D’autres propositions existent, singulières, avec un parti pris dynamique exclusif.

Quelle articulation entre gymnastique et acrosport ?

Toutes les propositions montrent combien ces deux activités se complètent, chacune ayant pour objet l’acrobatie. Pratiquer l’acrosport à un certain niveau de difficulté impose de maîtriser certaines actions gymniques. Tandis que l’acrosport permet d’apprendre grâce aux autres et aux actions combinées voltigeur/porteur, la gymnastique permet d’apprendre dans des situations et conditions diverses qu’offrent les agrès.

Porteuse/voltigeur, filles et garçons

Dans les pratiques fédérales de haut niveau, si les rôles ne sont pas réversibles (les gymnastes que nous avons interrogées le disent dans la rubrique « Résonance » : on ne peut plus être voltigeuse quand on grandit trop ou quand on prend du poids), les groupes mixtes n’échappent pas aux stéréotypes : le rôle de porteur·e est quasi toujours tenu par un garçon et le garçon ne voltige pas bien que le règlement ne l’impose pas.

« les porteurs ne sont pas obligatoirement les garçons, la voltige n’est pas réservée aux filles.
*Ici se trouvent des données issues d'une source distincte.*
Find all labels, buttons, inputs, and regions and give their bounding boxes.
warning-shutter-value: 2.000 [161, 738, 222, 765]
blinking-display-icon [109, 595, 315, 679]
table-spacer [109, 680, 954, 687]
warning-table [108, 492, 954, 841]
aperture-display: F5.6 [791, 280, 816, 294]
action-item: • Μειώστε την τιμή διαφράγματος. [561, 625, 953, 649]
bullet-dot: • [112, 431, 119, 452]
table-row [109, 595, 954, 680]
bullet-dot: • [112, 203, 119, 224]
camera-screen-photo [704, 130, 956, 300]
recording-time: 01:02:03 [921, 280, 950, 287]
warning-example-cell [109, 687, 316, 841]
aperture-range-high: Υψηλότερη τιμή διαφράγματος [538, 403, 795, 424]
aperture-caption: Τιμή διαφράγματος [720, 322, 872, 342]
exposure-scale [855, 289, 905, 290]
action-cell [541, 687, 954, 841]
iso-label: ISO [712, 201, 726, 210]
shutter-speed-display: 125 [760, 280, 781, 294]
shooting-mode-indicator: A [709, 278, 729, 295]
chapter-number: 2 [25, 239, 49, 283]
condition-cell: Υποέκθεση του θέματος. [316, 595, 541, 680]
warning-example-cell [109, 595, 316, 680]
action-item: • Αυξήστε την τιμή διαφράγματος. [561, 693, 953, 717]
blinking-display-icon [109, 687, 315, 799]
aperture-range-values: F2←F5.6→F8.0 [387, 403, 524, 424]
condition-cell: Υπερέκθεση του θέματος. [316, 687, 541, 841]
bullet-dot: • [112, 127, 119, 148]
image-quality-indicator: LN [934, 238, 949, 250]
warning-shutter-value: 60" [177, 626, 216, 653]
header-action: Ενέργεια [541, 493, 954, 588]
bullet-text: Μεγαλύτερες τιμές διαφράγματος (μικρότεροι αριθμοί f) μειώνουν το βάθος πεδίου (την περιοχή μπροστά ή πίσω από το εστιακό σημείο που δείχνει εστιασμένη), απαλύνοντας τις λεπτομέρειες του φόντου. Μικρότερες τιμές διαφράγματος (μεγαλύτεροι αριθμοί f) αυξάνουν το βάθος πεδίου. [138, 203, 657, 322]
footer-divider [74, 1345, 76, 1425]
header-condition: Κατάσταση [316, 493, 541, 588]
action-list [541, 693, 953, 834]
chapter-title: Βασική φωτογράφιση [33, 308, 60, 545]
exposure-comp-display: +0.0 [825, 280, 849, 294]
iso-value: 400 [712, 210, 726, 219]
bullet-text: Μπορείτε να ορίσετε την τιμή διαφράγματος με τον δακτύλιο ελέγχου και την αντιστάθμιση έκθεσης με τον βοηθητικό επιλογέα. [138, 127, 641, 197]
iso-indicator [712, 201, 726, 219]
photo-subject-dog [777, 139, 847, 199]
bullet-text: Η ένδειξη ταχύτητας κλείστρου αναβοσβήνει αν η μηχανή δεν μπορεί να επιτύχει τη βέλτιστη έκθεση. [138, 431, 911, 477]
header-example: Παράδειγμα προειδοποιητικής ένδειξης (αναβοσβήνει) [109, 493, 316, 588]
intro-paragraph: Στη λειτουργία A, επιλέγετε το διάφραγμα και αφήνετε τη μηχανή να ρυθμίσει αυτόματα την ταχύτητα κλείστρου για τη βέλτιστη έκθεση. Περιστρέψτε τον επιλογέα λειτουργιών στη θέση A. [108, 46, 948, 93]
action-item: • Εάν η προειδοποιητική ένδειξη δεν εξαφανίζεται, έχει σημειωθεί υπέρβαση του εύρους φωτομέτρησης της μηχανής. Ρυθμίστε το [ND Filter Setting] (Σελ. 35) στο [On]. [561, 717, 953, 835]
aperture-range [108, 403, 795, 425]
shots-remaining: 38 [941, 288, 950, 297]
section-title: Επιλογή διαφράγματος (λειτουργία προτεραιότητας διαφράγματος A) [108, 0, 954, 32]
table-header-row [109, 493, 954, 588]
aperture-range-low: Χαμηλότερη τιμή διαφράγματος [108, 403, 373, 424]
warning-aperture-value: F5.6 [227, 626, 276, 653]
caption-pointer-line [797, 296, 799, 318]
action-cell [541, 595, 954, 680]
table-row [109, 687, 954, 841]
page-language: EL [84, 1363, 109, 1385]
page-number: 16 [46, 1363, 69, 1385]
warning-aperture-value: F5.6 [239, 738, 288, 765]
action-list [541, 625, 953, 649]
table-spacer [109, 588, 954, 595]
Les auteur·e·s de ce numéro insistent pour que dans un premier temps, suffisamment long, tous et toutes les élèves apprennent les actions et comprennent les principes spécifiques à tous les rôles. Se confronter aux exigences de chaque rôle, c’est aussi contribuer à changer les représentations des élèves : les porteurs ne sont pas obligatoirement les garçons, la voltige n’est pas réservée aux filles. à nous, enseignant·e·s d’être vigilant·e·s pour solliciter par exemple des porteuses et des voltigeurs lors de démonstrations.
Autre question concernant “garçons” et “filles” : construire la mixité des groupes et, au sein de chaque groupe, des rôles, est un processus qui demande sans aucun doute du temps. Profitons de toutes les occasions (dès l’échauffement et avec des formes ludiques si nécessaire) pour solliciter nos élèves à travailler avec l’autre sexe afin de mettre un « coin » dans des présentations stéréotypées sur lesquels Cécile Ottogalli revient.